To eliminate interference from surface oils, oxide layers, or adsorbed moisture/impurities on test results, it is necessary to prepare samples: Metal Samples: Normally using sandpaper grinding, alcohol wiping, or ultrasonic cleaning to ensure surface cleanliness and absence of contaminants.

Powdered/Brittle Samples: Must be compacted into blocks (to prevent spattering during melting) or enclosed in specialized crucibles (to prevent sample dispersion).

2. Inert Gas Melting (Core Step)

Place the prepared sample into a crucible (typically high-purity graphite) within a high-frequency induction furnace (for metallic samples, utilizing electromagnetic induction to generate high temperatures) or a graphite resistance furnace (for non-metallic/refractory metals such as ceramics, tungsten, molybdenum, etc.);

Introduce high-purity inert gas (e.g., argon, ≥99.9999% purity) into the furnace to displace air (preventing interference from atmospheric O2, N2, and H2O);

Heat to 1800-3000°C (temperature adjustable based on sample melting point).

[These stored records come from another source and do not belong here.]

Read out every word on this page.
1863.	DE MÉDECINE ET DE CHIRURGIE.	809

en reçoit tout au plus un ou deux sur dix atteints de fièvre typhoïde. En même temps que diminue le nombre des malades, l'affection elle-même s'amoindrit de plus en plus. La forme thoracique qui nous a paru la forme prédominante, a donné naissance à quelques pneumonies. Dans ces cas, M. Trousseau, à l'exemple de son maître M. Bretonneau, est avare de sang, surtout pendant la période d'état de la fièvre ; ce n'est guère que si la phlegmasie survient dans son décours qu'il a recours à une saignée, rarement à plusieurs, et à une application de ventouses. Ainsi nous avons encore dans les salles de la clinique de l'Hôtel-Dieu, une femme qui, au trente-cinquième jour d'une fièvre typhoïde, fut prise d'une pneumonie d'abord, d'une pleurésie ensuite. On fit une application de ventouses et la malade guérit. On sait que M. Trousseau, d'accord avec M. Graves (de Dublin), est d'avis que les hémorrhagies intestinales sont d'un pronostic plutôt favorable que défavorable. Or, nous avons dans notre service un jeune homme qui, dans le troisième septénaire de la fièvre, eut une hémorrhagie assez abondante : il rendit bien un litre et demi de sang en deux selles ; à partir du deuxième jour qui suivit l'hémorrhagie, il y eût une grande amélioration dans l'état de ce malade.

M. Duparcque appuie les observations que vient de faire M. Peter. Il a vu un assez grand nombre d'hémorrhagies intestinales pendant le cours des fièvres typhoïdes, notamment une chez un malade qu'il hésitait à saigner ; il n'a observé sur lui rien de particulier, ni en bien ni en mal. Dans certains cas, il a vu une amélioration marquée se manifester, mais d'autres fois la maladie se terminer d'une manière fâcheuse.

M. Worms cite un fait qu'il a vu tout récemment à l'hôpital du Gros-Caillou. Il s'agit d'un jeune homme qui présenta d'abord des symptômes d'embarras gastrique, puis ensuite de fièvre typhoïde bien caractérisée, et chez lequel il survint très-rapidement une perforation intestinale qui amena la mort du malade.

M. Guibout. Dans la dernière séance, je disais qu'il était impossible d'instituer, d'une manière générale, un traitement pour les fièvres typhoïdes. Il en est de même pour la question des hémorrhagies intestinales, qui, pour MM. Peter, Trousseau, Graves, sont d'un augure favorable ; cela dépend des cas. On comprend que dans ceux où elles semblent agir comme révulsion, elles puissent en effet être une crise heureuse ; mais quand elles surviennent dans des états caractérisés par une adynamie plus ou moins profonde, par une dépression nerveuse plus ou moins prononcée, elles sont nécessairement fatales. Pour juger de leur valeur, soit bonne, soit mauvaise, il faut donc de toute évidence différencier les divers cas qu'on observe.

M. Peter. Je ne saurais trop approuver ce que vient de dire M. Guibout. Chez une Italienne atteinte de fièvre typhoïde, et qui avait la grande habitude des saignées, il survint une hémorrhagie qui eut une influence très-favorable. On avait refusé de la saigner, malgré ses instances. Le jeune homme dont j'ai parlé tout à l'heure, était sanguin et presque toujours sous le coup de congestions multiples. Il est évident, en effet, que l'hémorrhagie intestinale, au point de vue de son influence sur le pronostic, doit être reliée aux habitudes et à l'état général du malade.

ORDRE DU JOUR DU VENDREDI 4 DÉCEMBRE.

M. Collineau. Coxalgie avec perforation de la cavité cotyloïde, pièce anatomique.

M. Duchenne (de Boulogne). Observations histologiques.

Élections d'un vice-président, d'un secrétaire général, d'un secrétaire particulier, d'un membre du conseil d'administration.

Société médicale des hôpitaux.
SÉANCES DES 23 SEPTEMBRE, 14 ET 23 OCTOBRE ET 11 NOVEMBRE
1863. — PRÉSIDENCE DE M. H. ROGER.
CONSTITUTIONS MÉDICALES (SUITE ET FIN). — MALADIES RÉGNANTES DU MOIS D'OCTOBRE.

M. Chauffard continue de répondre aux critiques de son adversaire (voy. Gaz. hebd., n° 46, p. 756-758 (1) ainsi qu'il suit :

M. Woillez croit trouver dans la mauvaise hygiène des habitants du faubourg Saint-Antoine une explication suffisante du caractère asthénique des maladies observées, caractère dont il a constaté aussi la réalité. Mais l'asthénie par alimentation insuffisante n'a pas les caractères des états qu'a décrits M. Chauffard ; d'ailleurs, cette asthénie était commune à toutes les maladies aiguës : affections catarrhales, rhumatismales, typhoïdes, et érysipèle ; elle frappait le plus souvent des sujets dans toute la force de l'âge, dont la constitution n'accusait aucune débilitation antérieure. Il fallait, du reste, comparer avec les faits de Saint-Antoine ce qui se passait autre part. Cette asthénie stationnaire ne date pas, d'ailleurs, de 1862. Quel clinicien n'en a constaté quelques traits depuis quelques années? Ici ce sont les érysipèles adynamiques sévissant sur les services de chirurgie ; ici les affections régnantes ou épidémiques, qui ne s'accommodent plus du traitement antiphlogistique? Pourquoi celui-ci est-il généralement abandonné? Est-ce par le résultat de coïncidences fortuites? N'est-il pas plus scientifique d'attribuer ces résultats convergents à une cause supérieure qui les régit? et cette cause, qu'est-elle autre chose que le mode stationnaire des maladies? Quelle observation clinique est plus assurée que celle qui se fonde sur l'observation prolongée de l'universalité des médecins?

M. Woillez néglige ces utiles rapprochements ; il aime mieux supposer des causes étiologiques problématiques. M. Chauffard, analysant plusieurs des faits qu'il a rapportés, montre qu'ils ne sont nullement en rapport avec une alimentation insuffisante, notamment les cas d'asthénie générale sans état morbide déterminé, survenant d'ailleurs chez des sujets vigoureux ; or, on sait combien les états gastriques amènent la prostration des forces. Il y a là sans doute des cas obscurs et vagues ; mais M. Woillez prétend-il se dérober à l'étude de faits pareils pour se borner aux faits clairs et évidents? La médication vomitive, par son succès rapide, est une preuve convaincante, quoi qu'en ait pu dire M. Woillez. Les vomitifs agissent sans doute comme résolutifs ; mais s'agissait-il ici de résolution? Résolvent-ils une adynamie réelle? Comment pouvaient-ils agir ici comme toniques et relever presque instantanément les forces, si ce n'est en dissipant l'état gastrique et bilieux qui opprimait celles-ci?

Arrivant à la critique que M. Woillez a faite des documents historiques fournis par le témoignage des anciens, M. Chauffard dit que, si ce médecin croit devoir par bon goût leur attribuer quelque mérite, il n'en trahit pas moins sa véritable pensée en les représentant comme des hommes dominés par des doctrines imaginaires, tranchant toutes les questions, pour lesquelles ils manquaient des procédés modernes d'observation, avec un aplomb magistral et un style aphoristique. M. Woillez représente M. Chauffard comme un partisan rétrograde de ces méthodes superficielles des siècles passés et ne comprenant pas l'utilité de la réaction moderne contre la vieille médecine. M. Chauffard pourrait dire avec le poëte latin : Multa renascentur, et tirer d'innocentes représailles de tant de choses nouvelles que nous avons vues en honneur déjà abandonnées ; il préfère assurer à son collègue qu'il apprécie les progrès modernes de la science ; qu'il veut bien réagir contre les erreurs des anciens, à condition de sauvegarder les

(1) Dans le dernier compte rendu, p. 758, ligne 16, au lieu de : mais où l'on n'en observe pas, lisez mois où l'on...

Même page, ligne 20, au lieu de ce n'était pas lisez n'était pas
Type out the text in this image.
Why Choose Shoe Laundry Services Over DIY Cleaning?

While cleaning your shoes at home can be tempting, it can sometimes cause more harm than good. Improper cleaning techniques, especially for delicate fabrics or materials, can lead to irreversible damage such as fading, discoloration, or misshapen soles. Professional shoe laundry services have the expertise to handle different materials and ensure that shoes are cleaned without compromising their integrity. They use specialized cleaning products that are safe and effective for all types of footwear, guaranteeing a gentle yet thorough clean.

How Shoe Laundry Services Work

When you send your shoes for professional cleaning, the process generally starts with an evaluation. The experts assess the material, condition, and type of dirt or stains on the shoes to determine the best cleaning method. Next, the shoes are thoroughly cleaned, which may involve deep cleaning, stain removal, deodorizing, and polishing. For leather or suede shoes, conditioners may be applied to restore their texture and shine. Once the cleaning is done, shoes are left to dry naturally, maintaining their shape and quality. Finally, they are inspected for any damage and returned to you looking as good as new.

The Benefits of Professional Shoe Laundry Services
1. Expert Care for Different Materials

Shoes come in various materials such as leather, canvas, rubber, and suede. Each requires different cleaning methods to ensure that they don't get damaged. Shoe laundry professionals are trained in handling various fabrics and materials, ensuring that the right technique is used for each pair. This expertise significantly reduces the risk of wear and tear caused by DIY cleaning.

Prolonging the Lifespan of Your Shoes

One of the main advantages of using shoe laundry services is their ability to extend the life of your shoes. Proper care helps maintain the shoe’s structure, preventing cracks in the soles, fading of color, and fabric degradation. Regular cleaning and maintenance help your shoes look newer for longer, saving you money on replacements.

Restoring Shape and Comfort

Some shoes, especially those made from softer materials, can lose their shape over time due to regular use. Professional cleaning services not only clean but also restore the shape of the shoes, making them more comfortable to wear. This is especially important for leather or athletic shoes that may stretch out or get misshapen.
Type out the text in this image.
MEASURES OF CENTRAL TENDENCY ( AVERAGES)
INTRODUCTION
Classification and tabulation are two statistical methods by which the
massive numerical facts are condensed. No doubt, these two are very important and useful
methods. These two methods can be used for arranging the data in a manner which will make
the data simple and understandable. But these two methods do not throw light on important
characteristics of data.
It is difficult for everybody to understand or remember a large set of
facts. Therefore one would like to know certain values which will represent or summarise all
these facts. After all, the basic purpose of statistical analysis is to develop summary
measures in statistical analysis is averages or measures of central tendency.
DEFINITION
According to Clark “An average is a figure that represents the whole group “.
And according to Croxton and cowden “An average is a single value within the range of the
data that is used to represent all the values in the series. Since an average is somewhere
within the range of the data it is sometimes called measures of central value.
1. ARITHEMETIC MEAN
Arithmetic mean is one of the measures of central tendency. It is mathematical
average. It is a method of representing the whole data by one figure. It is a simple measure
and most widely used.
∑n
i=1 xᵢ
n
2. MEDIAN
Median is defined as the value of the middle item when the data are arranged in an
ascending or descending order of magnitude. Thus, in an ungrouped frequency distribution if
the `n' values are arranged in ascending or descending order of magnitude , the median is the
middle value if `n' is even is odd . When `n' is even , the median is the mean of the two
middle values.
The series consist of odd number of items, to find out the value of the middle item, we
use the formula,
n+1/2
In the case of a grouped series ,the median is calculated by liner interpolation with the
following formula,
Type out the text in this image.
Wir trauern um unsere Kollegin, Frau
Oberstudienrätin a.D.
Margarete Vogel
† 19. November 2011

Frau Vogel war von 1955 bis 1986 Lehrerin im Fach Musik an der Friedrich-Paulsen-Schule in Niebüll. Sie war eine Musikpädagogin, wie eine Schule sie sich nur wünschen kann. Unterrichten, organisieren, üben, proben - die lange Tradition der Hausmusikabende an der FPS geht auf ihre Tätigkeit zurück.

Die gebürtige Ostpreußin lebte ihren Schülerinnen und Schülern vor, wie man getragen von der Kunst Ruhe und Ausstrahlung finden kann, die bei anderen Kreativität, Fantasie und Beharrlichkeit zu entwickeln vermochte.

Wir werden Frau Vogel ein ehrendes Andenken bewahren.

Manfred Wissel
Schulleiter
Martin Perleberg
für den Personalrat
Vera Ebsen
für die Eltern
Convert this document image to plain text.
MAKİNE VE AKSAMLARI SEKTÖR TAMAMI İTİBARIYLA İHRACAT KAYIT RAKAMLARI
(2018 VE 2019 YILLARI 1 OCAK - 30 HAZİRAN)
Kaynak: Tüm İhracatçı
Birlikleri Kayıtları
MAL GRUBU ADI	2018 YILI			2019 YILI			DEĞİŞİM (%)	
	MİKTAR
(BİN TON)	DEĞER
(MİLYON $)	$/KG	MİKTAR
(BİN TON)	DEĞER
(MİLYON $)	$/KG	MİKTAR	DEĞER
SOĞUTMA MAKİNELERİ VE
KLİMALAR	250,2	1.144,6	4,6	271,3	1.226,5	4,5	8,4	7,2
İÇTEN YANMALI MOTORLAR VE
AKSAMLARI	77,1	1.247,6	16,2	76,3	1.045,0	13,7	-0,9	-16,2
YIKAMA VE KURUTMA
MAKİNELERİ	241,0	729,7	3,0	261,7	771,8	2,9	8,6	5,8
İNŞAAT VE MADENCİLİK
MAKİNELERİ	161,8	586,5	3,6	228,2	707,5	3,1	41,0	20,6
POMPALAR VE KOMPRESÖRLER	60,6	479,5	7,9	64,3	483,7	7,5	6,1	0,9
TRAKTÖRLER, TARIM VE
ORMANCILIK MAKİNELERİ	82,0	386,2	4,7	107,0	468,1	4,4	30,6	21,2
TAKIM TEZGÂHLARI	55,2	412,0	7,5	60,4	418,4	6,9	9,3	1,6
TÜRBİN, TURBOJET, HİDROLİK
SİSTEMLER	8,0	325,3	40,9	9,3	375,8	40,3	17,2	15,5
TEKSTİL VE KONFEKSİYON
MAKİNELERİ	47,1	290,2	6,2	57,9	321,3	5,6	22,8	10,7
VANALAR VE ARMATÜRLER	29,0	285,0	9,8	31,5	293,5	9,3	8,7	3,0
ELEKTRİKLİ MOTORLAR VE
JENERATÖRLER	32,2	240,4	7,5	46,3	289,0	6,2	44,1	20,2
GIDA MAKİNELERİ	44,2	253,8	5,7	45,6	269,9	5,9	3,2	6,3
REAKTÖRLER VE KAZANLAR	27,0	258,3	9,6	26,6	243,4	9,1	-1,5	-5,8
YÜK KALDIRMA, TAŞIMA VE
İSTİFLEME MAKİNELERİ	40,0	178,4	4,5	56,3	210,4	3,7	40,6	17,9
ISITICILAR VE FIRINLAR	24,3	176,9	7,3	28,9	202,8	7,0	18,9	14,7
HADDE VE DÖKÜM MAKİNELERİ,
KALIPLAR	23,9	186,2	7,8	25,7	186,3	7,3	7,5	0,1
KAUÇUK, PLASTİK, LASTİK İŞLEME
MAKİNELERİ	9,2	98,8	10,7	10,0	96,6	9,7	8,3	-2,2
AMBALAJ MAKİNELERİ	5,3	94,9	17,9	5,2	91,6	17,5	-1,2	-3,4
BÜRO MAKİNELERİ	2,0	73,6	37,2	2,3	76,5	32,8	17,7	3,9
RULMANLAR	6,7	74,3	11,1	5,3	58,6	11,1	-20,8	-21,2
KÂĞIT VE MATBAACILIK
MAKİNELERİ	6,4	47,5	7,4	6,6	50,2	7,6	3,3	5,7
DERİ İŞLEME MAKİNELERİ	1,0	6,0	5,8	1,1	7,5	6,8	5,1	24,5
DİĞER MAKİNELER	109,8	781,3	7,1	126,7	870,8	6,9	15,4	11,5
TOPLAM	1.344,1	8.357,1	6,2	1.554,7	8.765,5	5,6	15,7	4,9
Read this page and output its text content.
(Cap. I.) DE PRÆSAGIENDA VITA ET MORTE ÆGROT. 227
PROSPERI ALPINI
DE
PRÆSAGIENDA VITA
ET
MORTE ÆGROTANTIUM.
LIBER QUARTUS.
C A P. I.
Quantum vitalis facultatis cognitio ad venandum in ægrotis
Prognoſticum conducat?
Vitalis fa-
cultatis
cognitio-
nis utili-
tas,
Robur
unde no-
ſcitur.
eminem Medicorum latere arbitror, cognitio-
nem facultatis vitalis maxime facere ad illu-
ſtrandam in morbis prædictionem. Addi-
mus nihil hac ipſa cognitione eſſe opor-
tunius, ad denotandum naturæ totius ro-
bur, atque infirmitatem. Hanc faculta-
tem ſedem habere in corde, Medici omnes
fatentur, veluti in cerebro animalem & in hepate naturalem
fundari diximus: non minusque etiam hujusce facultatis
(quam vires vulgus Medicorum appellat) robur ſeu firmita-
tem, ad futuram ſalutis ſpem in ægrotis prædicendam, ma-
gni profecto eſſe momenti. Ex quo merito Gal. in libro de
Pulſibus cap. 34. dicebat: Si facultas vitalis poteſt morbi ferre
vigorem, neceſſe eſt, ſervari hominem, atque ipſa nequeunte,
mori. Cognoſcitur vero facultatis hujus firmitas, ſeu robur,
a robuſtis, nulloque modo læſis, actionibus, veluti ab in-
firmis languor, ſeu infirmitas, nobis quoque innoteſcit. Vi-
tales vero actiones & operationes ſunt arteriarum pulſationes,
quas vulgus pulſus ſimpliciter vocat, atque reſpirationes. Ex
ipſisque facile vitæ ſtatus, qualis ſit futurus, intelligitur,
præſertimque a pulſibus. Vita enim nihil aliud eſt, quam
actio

At high temperatures, the sample melts, and its oxygen, nitrogen, and hydrogen undergo the following reactions:

Oxygen: Reacts with the graphite crucible to form carbon monoxide (CO) or carbon dioxide (CO2). Some instruments convert CO to CO2 via a catalyst for easier infrared detection;

Nitrogen: Released as free nitrogen gas (N2). (Nitrogen in some metals exists as nitrides, which decompose into N₂ at high temperatures.)

Hydrogen: Released as hydrogen gas (H2). (Primarily from hydrogenate or adsorbed hydrogen within the sample.)

3. Gas Separation and Purification

The mixed gases produced during melting (CO/CO2, N2, H2, unreacted argon) pass through a purification system:

Dust removal (small amounts of oxide/carbide powder generated from sample melting);

Removes moisture (via desiccants such as magnesium perchlorate);

Some instruments utilize “selective adsorption columns” to separate different gases (e.g., first separating CO2, then separating N2 and H2), ensuring no cross-interference in subsequent detection.

4. Gas Testing and Quantification

Oxygen Testing: Utilizes an infrared detector (IR) — CO2 (or CO) strongly absorbs infrared radiation at specific wavelengths, with absorption intensity proportional to gas concentration (Lambert-Beer Law). By measuring the attenuation of infrared light, oxygen content can be calculated. Nitrogen and Hydrogen Testing: Utilizing a Thermal Conductivity Detector (TCD) — Significant differences exist in the thermal conductivity coefficients of various gases (e.g., H2 exhibits a thermal conductivity coefficient far exceeding that of argon, while N2 has a coefficient slightly higher than argon). When a mixed gas stream passes through thermo sensitive element of TCD, it causes changes in the element's temperature and electrical resistance. By measuring the resistance difference, the respective nitrogen and hydrogen contents can be calculated.